Reopening the betting with pocket queens in no limit
Pocket queens just might be one of the worst hands in poker when it comes to players overplaying it. Let us look at a typical situation with regards to how this hand could be played by a novice. The game is no-limit Texas Holdem and the stakes are $50 buy-in. An early position player makes it $1.75 to go and a player in middle position three bets to $7 and it is then folded to you on the button with Q-Q. All three of you have $50 stacks so you each have 100 big blinds before the hand starts.
If you re-raise here and four bet then you are basically committing yourself to the hand for your entire stack. A pot sized raise by you will put around half of your stack in the middle and if the flop comes all low cards then you cannot avoid committing the other half. But if you reopen the betting in this way then you are leaving yourself open to getting shoved on.

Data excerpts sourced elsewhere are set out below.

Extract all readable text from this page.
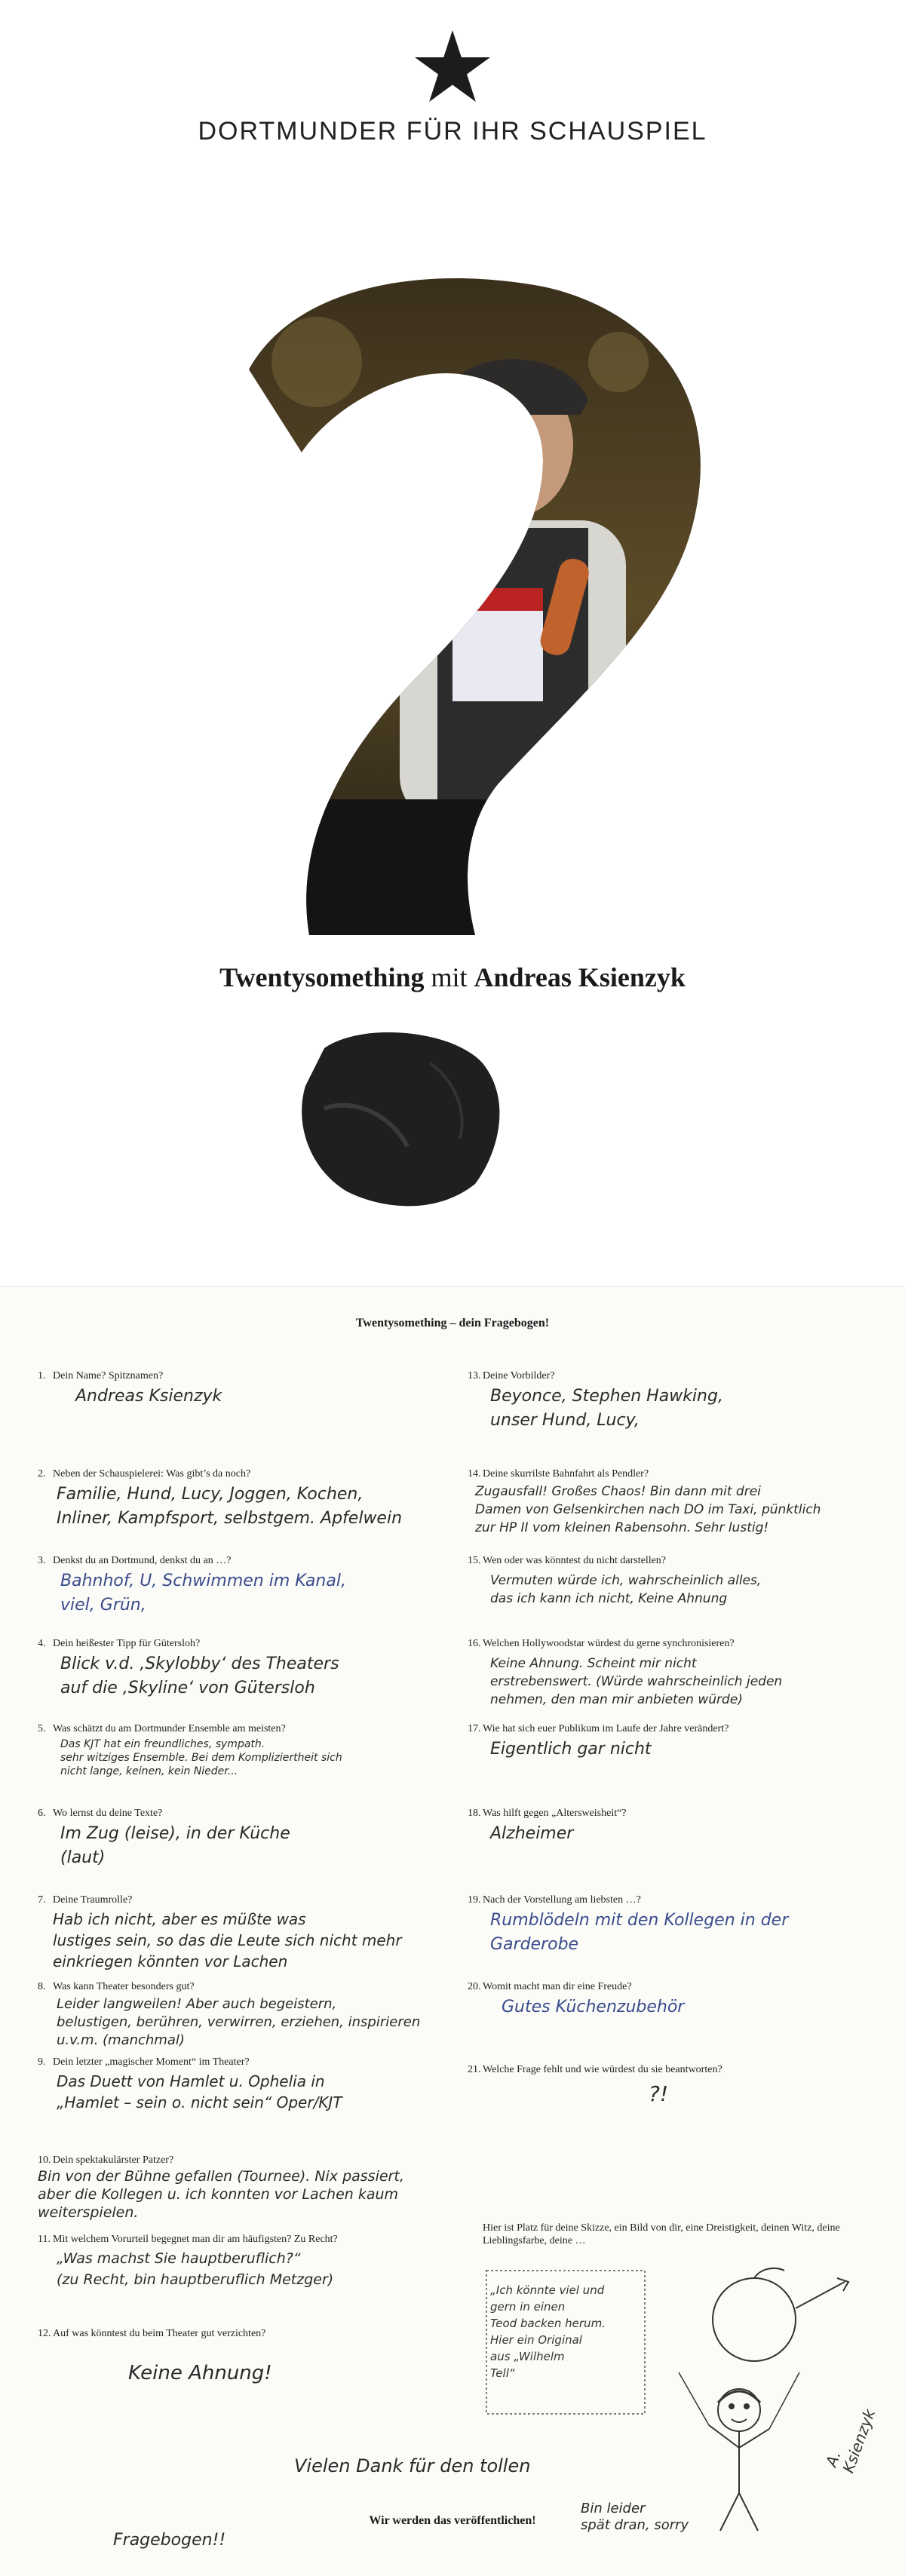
DORTMUNDER FÜR IHR SCHAUSPIEL
Twentysomething mit Andreas Ksienzyk
Twentysomething – dein Fragebogen!
1. Dein Name? Spitznamen?
Andreas Ksienzyk
2. Neben der Schauspielerei: Was gibt’s da noch?
Familie, Hund, Lucy, Joggen, Kochen,
Inliner, Kampfsport, selbstgem. Apfelwein
3. Denkst du an Dortmund, denkst du an …?
Bahnhof, U, Schwimmen im Kanal,
viel, Grün,
4. Dein heißester Tipp für Gütersloh?
Blick v.d. ‚Skylobby‘ des Theaters
auf die ‚Skyline‘ von Gütersloh
5. Was schätzt du am Dortmunder Ensemble am meisten?
Das KJT hat ein freundliches, sympath.
sehr witziges Ensemble. Bei dem Kompliziertheit sich
nicht lange, keinen, kein Nieder...
6. Wo lernst du deine Texte?
Im Zug (leise), in der Küche
(laut)
7. Deine Traumrolle?
Hab ich nicht, aber es müßte was
lustiges sein, so das die Leute sich nicht mehr
einkriegen könnten vor Lachen
8. Was kann Theater besonders gut?
Leider langweilen! Aber auch begeistern,
belustigen, berühren, verwirren, erziehen, inspirieren
u.v.m. (manchmal)
9. Dein letzter „magischer Moment“ im Theater?
Das Duett von Hamlet u. Ophelia in
„Hamlet – sein o. nicht sein“ Oper/KJT
10. Dein spektakulärster Patzer?
Bin von der Bühne gefallen (Tournee). Nix passiert,
aber die Kollegen u. ich konnten vor Lachen kaum
weiterspielen.
11. Mit welchem Vorurteil begegnet man dir am häufigsten? Zu Recht?
„Was machst Sie hauptberuflich?“
(zu Recht, bin hauptberuflich Metzger)
12. Auf was könntest du beim Theater gut verzichten?
Keine Ahnung!
13. Deine Vorbilder?
Beyonce, Stephen Hawking,
unser Hund, Lucy,
14. Deine skurrilste Bahnfahrt als Pendler?
Zugausfall! Großes Chaos! Bin dann mit drei
Damen von Gelsenkirchen nach DO im Taxi, pünktlich
zur HP II vom kleinen Rabensohn. Sehr lustig!
15. Wen oder was könntest du nicht darstellen?
Vermuten würde ich, wahrscheinlich alles,
das ich kann ich nicht, Keine Ahnung
16. Welchen Hollywoodstar würdest du gerne synchronisieren?
Keine Ahnung. Scheint mir nicht
erstrebenswert. (Würde wahrscheinlich jeden
nehmen, den man mir anbieten würde)
17. Wie hat sich euer Publikum im Laufe der Jahre verändert?
Eigentlich gar nicht
18. Was hilft gegen „Altersweisheit“?
Alzheimer
19. Nach der Vorstellung am liebsten …?
Rumblödeln mit den Kollegen in der
Garderobe
20. Womit macht man dir eine Freude?
Gutes Küchenzubehör
21. Welche Frage fehlt und wie würdest du sie beantworten?
?!
Hier ist Platz für deine Skizze, ein Bild von dir, eine Dreistigkeit, deinen Witz, deine Lieblingsfarbe, deine …
„Ich könnte viel und
gern in einen
Teod backen herum.
Hier ein Original
aus „Wilhelm
Tell“
Vielen Dank für den tollen
Fragebogen!!
Bin leider
spät dran, sorry
Wir werden das veröffentlichen!
A. Ksienzyk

Each hand has a key decision point and it is wise to know where that is. It may be very early in the hand (pre-flop) but your key decision point is right now. If you four bet then your opponents cannot make a mistake here. Your four bet pre-flop in full-ring is in fact representing a hand stronger than Q-Q. Your bet to your opponents looks like AA or KK and not QQ. Because you have QQ then they are not likely to have QQ so the likelihood of hands like AK and AA,KK rises.
If they have hands like AKs or heaven forbid JJ then most decent players would lay these hands down but KK and AA would likely stack off and a five bet all-in pre-flop shove is basically telling you that they have one of these hands. So are you really going to call that bet with a hand that is only a marginal favourite against AK? You are basically hoping that your opponent has taken leave of their senses and shoved all-in for 100 big blinds when the betting all around them screams of “premium pair” with a hand that you dominate like jacks!
This is simply not feasible and if you allow the pot to escalate now then you will have surpassed the key decision point and be pot committed. If you are not pot committed then you will have lost half of your stack anyway if your opponent calls and an ace or king falls on the flop then what can you do? Or they shove all-in pre-flop and you fold then you have still lost half of your stack without ever having seen a flop.
If you can identify the key decision points in a poker hand when you learn how to play poker then you can keep yourself from getting into an awful lot of trouble. In this example then the key decision was before the flop. Your hand may be strong with QQ but that strength has to be relative to what is also out there. I would much rather run a three barrel bluff with air then get my stack in here with queens.